The single quotes are important so that bash doesn't expand the exclamation mark as a variable.
It is advised that CMake is told where to put the "real" data as the
default is ``$HOME/MantidExternalData`` on Linux/Mac or
``C:/MantidExternalData`` on Windows. Over time the store will grow so
it is recommended that it be placed on a disk with a large amount of
space. CMake uses the ``MANTID_DATA_STORE`` variable to define where the
data is stored.
Example cmake command:
.. code-block:: sh
mkdir -p build
cmake -DMANTID_DATA_STORE=/home/mgigg/Data/LocalObjectStore ../Code/Mantid
.. code-block:: sh
mkdir build
cmake -DMANTID_DATA_STORE=D:/Data/LocalObjectStore ../Code/Mantid
Setting With Dropbox:
This is for people in the ORNL dropbox share and has the effect of
reducing external network traffic. There is a `gist
<http://gist.github.com/peterfpeterson/638490530e37c3d8dba5>`__ for
getting dropbox running on linux. Instead of defining the
``MANTID_DATA_STORE`` in cmake, it is simplest to create a symbolic
link
.. code-block:: sh
ln -s ~/Dropbox\ \(ORNL\)/MantidExternalData ~
Then everything will happen automatically using CMake's default behavior.
Proxy Settings
--------------
If you are sitting behind a proxy server then the shell or Visual studio
needs to know about the proxy server. You must set the ``http_proxy``
environment variable to ``http://HOSTNAME:PORT``.

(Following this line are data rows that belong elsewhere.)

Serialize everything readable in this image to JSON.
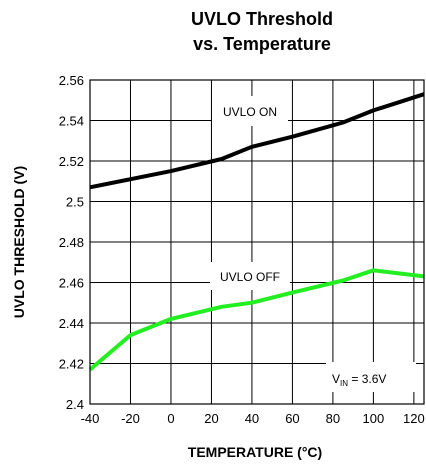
{
  "chart_data": {
    "type": "line",
    "title_line1": "UVLO Threshold",
    "title_line2": "vs. Temperature",
    "xlabel": "TEMPERATURE (°C)",
    "ylabel": "UVLO THRESHOLD (V)",
    "xlim": [
      -40,
      125
    ],
    "ylim": [
      2.4,
      2.56
    ],
    "x_ticks": [
      -40,
      -20,
      0,
      20,
      40,
      60,
      80,
      100,
      120
    ],
    "y_ticks": [
      2.4,
      2.42,
      2.44,
      2.46,
      2.48,
      2.5,
      2.52,
      2.54,
      2.56
    ],
    "x_tick_labels": [
      "-40",
      "-20",
      "0",
      "20",
      "40",
      "60",
      "80",
      "100",
      "120"
    ],
    "y_tick_labels": [
      "2.4",
      "2.42",
      "2.44",
      "2.46",
      "2.48",
      "2.5",
      "2.52",
      "2.54",
      "2.56"
    ],
    "grid": true,
    "series": [
      {
        "name": "UVLO ON",
        "color": "#000000",
        "x": [
          -40,
          -20,
          0,
          25,
          40,
          60,
          85,
          100,
          125
        ],
        "y": [
          2.507,
          2.511,
          2.515,
          2.521,
          2.527,
          2.532,
          2.539,
          2.545,
          2.553
        ]
      },
      {
        "name": "UVLO OFF",
        "color": "#22ee22",
        "x": [
          -40,
          -20,
          0,
          25,
          40,
          60,
          85,
          100,
          125
        ],
        "y": [
          2.417,
          2.434,
          2.442,
          2.448,
          2.45,
          2.455,
          2.461,
          2.466,
          2.463
        ]
      }
    ],
    "annotation_prefix": "V",
    "annotation_sub": "IN",
    "annotation_suffix": " = 3.6V"
  }
}
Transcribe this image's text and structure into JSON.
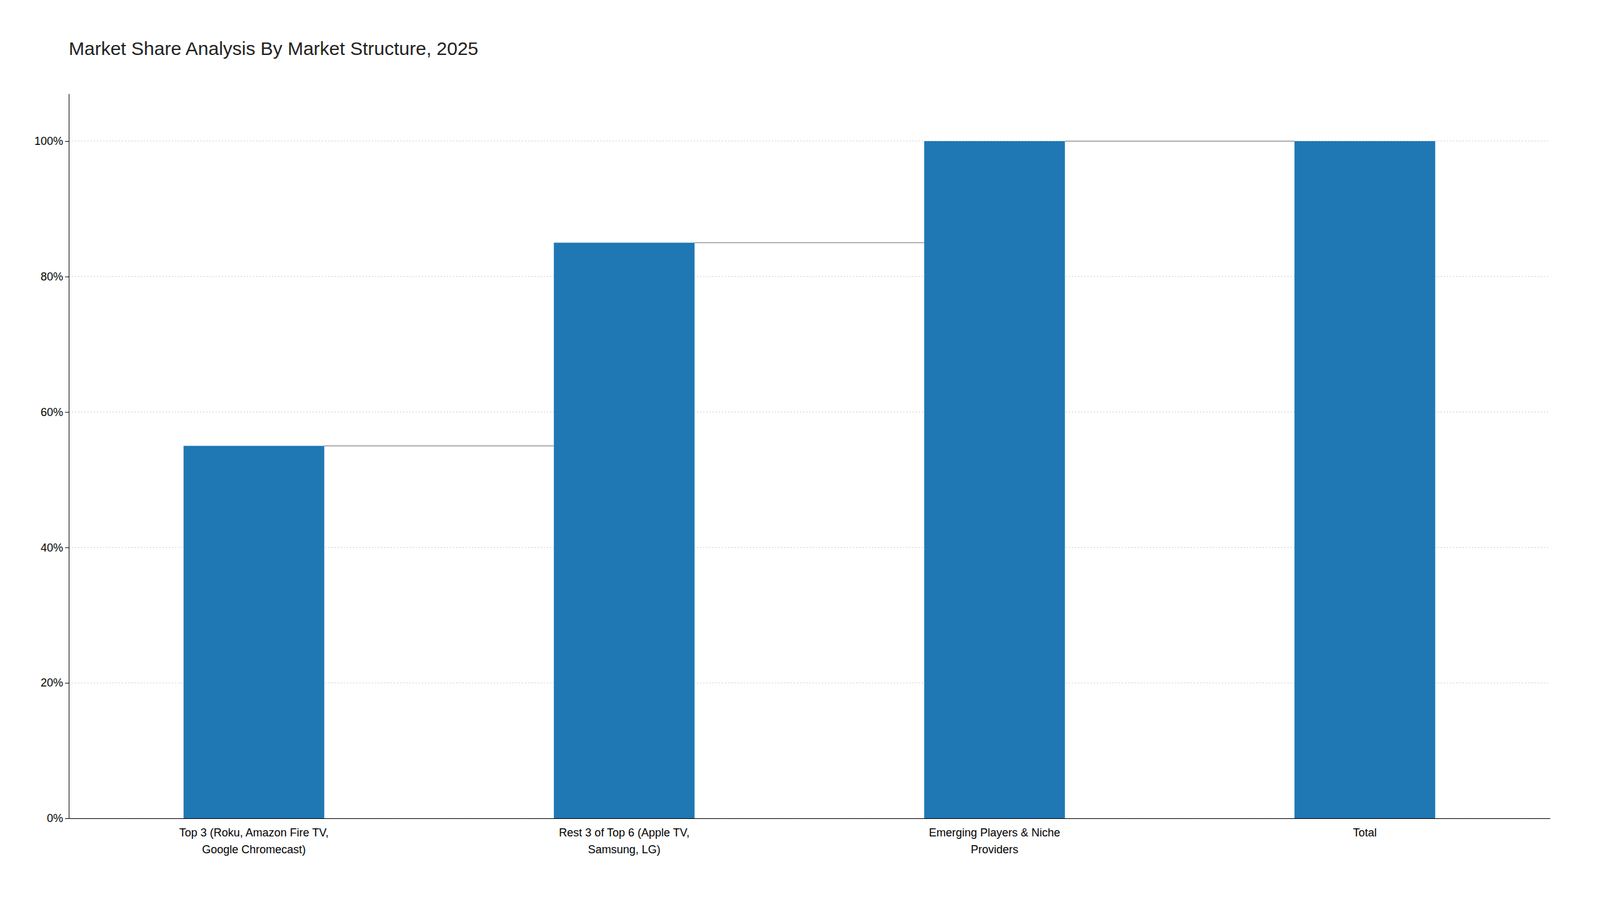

On Windows you go to ``Control Panel->System`` and
``Security->System->Advanced System settings->Environment Variables`` and
click ``New...`` to add a variable.
On Linux/Mac you will need to set the variable in the shell profile or
on Linux you can set it system wide in ``/etc/environment``.
Troubleshooting
---------------
If you find that your tests cannot find the data they require check the
following gotchas:
- Check that you have re-run CMake in the build directory
- Check that you have uploaded the original file renamed as a hash to
the Mantid file repository
- Check that you have removed any user defined data search directories
- Check that you have rebuilt the test executable you're trying to run
- Check that you have rebuilt the SystemTestData target